Jialin Ren, born in Shenyang, Liaoning, in 1993, received her BFA and MFA in Fine Arts from the School of the Art Institute of Chicago in 2016 and 2022 respectively. She currently lives and works in Vancouver, Canada. Ren’s creative practice embraces the dissociation of traditional spatial structure and temporal perception in painting by absorbing the introspective moments of her own life experiences and extending multiple plausible and illusory spaces of images based on recognizable botanical textures. Her unconventional expression of seemingly ordinary subjects has created a fascinating, delicate path in the field of landscape painting.
“Roaming” not only reflects the artist’s psychological transformation based on geographical displacement during her formative years but also her ability to capture and fixate on mundane objects and scenes, through which she perceives the way the world operates, grasping the rhythms of change in her surroundings as a constant state of flux. In countless past moments, Jialin Ren enriched her imagination with what was intimate to her; she escaped from logic, roamed in her uniquely fabricated “cosmic mind,” and experienced the tremors and pleasures of an infinite universe. Such an experience is properly defined by essayist Joseph Addison in The Spectator as the “pleasures of imagination”.
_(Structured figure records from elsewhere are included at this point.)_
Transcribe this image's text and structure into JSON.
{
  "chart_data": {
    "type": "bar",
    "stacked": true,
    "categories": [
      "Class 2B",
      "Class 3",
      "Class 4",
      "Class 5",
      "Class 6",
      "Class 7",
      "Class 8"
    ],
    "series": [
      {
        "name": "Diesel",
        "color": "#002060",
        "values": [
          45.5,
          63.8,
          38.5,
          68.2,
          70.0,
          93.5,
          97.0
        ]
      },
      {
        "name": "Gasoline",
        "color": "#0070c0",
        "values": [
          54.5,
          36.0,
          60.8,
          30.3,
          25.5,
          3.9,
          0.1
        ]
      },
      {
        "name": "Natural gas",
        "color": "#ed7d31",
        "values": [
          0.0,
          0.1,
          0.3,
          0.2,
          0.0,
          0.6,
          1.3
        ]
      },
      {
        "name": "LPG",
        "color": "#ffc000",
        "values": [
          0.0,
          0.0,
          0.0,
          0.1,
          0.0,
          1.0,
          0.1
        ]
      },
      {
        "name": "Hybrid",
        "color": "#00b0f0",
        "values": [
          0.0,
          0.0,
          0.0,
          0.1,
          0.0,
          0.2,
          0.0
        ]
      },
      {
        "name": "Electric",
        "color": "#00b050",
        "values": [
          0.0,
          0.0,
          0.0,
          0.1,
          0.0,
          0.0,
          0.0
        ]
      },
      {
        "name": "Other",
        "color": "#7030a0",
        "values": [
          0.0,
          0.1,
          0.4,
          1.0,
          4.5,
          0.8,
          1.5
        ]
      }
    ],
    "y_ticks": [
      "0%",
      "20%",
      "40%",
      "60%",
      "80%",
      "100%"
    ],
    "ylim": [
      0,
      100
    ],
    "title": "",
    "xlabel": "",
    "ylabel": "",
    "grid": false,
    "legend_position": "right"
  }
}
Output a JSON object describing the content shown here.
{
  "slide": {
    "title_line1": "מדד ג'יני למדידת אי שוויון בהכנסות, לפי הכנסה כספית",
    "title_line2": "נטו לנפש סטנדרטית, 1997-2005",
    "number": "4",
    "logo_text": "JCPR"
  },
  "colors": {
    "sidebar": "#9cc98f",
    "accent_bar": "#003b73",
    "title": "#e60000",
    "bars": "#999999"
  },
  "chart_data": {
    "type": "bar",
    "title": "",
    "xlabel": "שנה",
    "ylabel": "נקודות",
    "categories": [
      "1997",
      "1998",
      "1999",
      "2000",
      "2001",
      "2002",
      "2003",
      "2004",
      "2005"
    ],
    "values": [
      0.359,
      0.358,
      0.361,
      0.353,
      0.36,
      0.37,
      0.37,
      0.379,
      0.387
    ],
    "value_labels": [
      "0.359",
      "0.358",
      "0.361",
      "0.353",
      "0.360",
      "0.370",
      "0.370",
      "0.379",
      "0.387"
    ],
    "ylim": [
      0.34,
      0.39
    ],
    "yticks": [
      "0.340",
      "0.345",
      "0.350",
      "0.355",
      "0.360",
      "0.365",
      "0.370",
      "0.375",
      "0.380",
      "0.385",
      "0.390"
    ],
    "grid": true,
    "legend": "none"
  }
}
Jialin Ren has established a distinctive ritual of perception in her continuous self-examination, especially when she anchors herself to the broader dimension of “landscape” and “universe” through the provocation of the “body of the plant”. The bristly texture of the snake plant’s leaves and the soaring cactus that towers over the sky become the protagonists of Ren’s first exploration of the botanical motif-over ten years of studying abroad and residence have extended to Ren a perspective of the other that detaches and examines the self. The dark and light skin-like blemishes formed by peeling cypress bark and the exposed growth rings of spruce trees abandoned after Christmas prompt Ren to connect with the plants and the fate of the individual by incorporating them into her contemplation. The experience that originated from the common perception flows along with the artist’s personal journey and gradually becomes an unveiled extension of the veins outside of her physical existence. This exhibition unfolds in a dispersed anticipation that provokes the connection with the subconsciousness of the viewers, eventually reaching a temporary disorientation in the vibrant autumn colours of Vancouver, where several threads intertwine in a space of curving lines, confiding in each other and spreading out.